Bite counter (Clemson University)

Bite counter, in foreground (Clemson University)

Two Clemson University faculty members have developed a device worn on the wrist that can help people monitor the amounts of food they consume. Psychology professor Eric Muth and engineering professor Adam Hoover have also started a company to take their patent-pending device to market.

The Bite Counter, as Muth and Hoover call their device, is worn on the wrist like a watch and designed to make it easier for the wearers to monitor how much they eat. The device device tracks a pattern of wrist-roll motions to identify when the wearer has taken a bite of food, but without intervention by the wearer, using the same principle of a pedometer measuring the distance walked or run.

The advantage of the Bite Counter is that it is automated so that user bias is removed. The device can be used anywhere, such as at restaurants or while working, where people find it difficult to manually track and remember calories.

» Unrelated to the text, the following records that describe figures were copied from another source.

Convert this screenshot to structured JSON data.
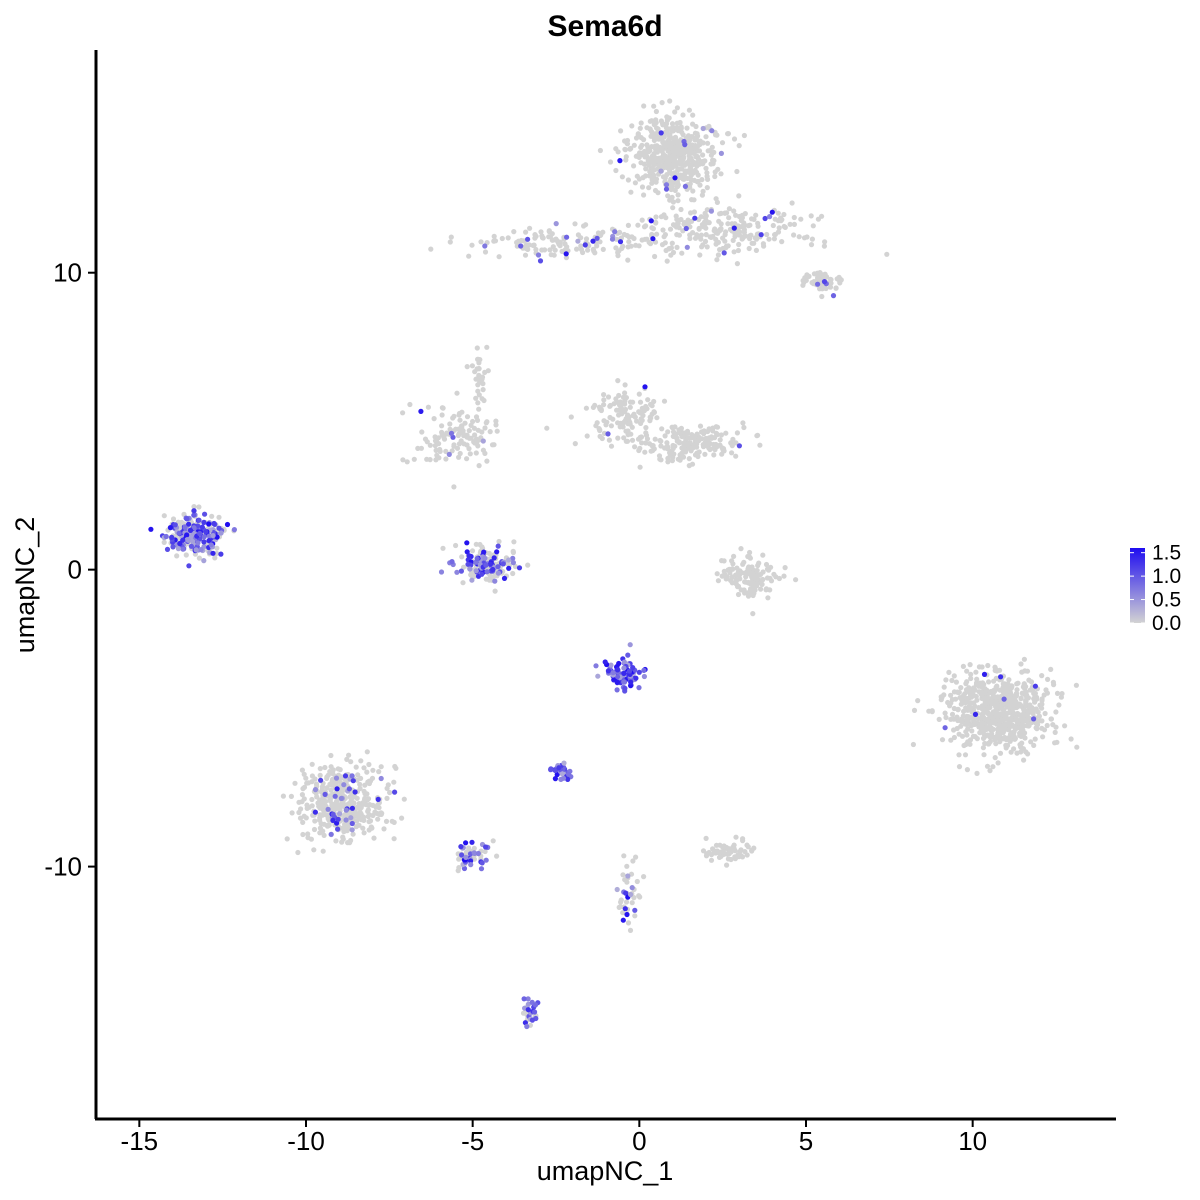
{
  "chart_data": {
    "type": "scatter",
    "title": "Sema6d",
    "xlabel": "umapNC_1",
    "ylabel": "umapNC_2",
    "xlim": [
      -16.3,
      14.3
    ],
    "ylim": [
      -18.5,
      17.5
    ],
    "x_ticks": [
      -15,
      -10,
      -5,
      0,
      5,
      10
    ],
    "x_tick_labels": [
      "-15",
      "-10",
      "-5",
      "0",
      "5",
      "10"
    ],
    "y_ticks": [
      -10,
      0,
      10
    ],
    "y_tick_labels": [
      "-10",
      "0",
      "10"
    ],
    "grid": false,
    "legend": {
      "placement": "right",
      "type": "colorbar",
      "range": [
        0,
        1.6
      ],
      "ticks": [
        0.0,
        0.5,
        1.0,
        1.5
      ],
      "tick_labels": [
        "0.0",
        "0.5",
        "1.0",
        "1.5"
      ],
      "low_color": "#d3d3d3",
      "high_color": "#1f0df0"
    },
    "clusters": [
      {
        "center": [
          1.0,
          14.0
        ],
        "spread": [
          1.2,
          1.2
        ],
        "n": 500,
        "expr": 0.02
      },
      {
        "center": [
          2.5,
          11.5
        ],
        "spread": [
          2.4,
          0.7
        ],
        "n": 220,
        "expr": 0.03
      },
      {
        "center": [
          -2.0,
          11.0
        ],
        "spread": [
          3.0,
          0.5
        ],
        "n": 160,
        "expr": 0.06
      },
      {
        "center": [
          5.5,
          9.7
        ],
        "spread": [
          0.6,
          0.4
        ],
        "n": 60,
        "expr": 0.05
      },
      {
        "center": [
          -5.5,
          4.5
        ],
        "spread": [
          1.5,
          0.9
        ],
        "n": 120,
        "expr": 0.03
      },
      {
        "center": [
          -4.8,
          6.5
        ],
        "spread": [
          0.3,
          1.0
        ],
        "n": 30,
        "expr": 0.0
      },
      {
        "center": [
          -0.5,
          5.2
        ],
        "spread": [
          1.0,
          0.9
        ],
        "n": 120,
        "expr": 0.01
      },
      {
        "center": [
          1.5,
          4.2
        ],
        "spread": [
          1.5,
          0.6
        ],
        "n": 180,
        "expr": 0.01
      },
      {
        "center": [
          -13.3,
          1.2
        ],
        "spread": [
          0.8,
          0.6
        ],
        "n": 250,
        "expr": 0.4
      },
      {
        "center": [
          -4.6,
          0.2
        ],
        "spread": [
          0.8,
          0.5
        ],
        "n": 180,
        "expr": 0.3
      },
      {
        "center": [
          3.3,
          -0.2
        ],
        "spread": [
          0.8,
          0.6
        ],
        "n": 120,
        "expr": 0.0
      },
      {
        "center": [
          10.8,
          -4.8
        ],
        "spread": [
          1.4,
          1.2
        ],
        "n": 650,
        "expr": 0.01
      },
      {
        "center": [
          -0.5,
          -3.5
        ],
        "spread": [
          0.5,
          0.5
        ],
        "n": 90,
        "expr": 0.7
      },
      {
        "center": [
          -2.3,
          -6.8
        ],
        "spread": [
          0.3,
          0.2
        ],
        "n": 30,
        "expr": 0.8
      },
      {
        "center": [
          -8.9,
          -7.8
        ],
        "spread": [
          1.2,
          1.1
        ],
        "n": 420,
        "expr": 0.06
      },
      {
        "center": [
          -5.0,
          -9.6
        ],
        "spread": [
          0.6,
          0.4
        ],
        "n": 60,
        "expr": 0.35
      },
      {
        "center": [
          2.6,
          -9.5
        ],
        "spread": [
          0.6,
          0.3
        ],
        "n": 60,
        "expr": 0.0
      },
      {
        "center": [
          -3.3,
          -14.9
        ],
        "spread": [
          0.2,
          0.4
        ],
        "n": 30,
        "expr": 0.45
      },
      {
        "center": [
          -0.3,
          -11.0
        ],
        "spread": [
          0.3,
          1.0
        ],
        "n": 40,
        "expr": 0.25
      }
    ],
    "scatter_cell_count": 3840
  }
}
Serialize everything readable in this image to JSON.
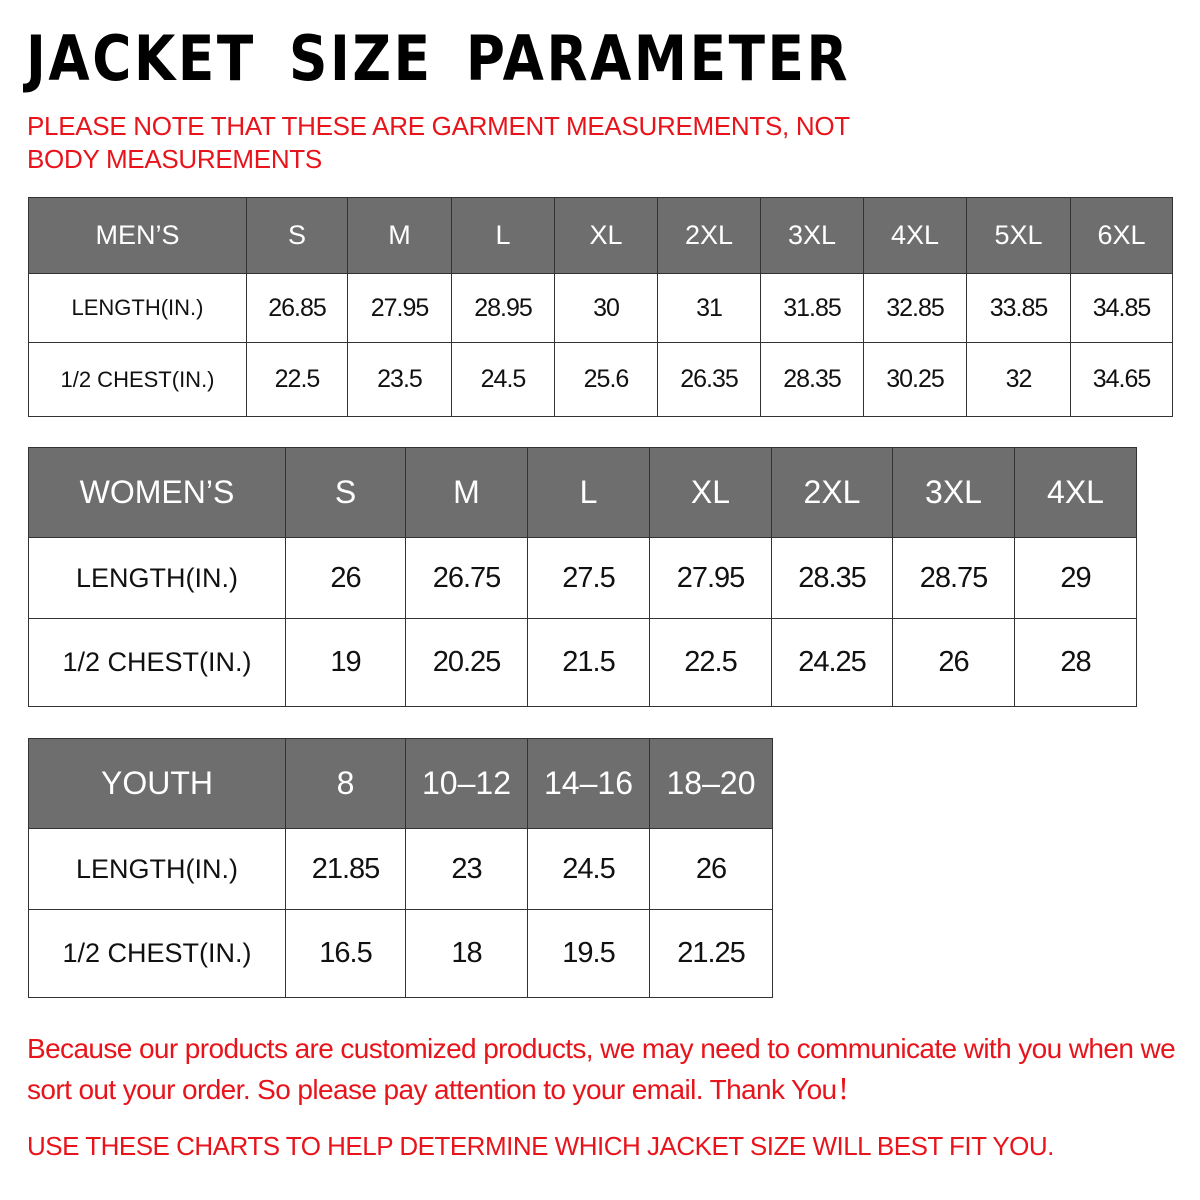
{
  "title": "JACKET SIZE PARAMETER",
  "note": "PLEASE NOTE THAT THESE ARE GARMENT MEASUREMENTS, NOT BODY MEASUREMENTS",
  "colors": {
    "accent_red": "#e8141b",
    "header_gray": "#6e6e6e"
  },
  "tables": {
    "men": {
      "headers": [
        "MEN’S",
        "S",
        "M",
        "L",
        "XL",
        "2XL",
        "3XL",
        "4XL",
        "5XL",
        "6XL"
      ],
      "rows": [
        [
          "LENGTH(IN.)",
          "26.85",
          "27.95",
          "28.95",
          "30",
          "31",
          "31.85",
          "32.85",
          "33.85",
          "34.85"
        ],
        [
          "1/2 CHEST(IN.)",
          "22.5",
          "23.5",
          "24.5",
          "25.6",
          "26.35",
          "28.35",
          "30.25",
          "32",
          "34.65"
        ]
      ]
    },
    "women": {
      "headers": [
        "WOMEN’S",
        "S",
        "M",
        "L",
        "XL",
        "2XL",
        "3XL",
        "4XL"
      ],
      "rows": [
        [
          "LENGTH(IN.)",
          "26",
          "26.75",
          "27.5",
          "27.95",
          "28.35",
          "28.75",
          "29"
        ],
        [
          "1/2 CHEST(IN.)",
          "19",
          "20.25",
          "21.5",
          "22.5",
          "24.25",
          "26",
          "28"
        ]
      ]
    },
    "youth": {
      "headers": [
        "YOUTH",
        "8",
        "10–12",
        "14–16",
        "18–20"
      ],
      "rows": [
        [
          "LENGTH(IN.)",
          "21.85",
          "23",
          "24.5",
          "26"
        ],
        [
          "1/2 CHEST(IN.)",
          "16.5",
          "18",
          "19.5",
          "21.25"
        ]
      ]
    }
  },
  "message": "Because our products are customized products, we may need to communicate with you when we sort out your order. So please pay attention to your email. Thank You！",
  "footer": "USE THESE CHARTS TO HELP DETERMINE WHICH JACKET SIZE WILL BEST FIT YOU."
}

It also offers a time-stamped log of meal data that can be downloaded for analysis.

“Studies have shown that people tend to underestimate what they eat by large margins, mostly because traditional methods rely upon self–observation and reporting,” says Muth. “Our preliminary data suggest that bite count can be used as a proxy for caloric count.”

Muth and Hoover’s data come from lab studies that show the device to be more than 90 percent accurate in counting bites, regardless of the user, food, utensil, or container. There are few existing data on how bite count relates to calorie count or how a bite-counting device could be used for weight loss. The device, however, will allow for such data to be more easily collected.

The Clemson inventors have taken the first steps to commercialize their technology. A patent is pending for the Bite Counter. They have also founded Bite Technologies, a start-up company that licensed the technology from the university.

With prototypes completed and manufacturing under way, the Muth and Hoover are testing devices are with 20 subjects for one month. The devices will store logs of bite-count activities, which will provide researchers baseline data for developing guidelines for new weight-loss studies.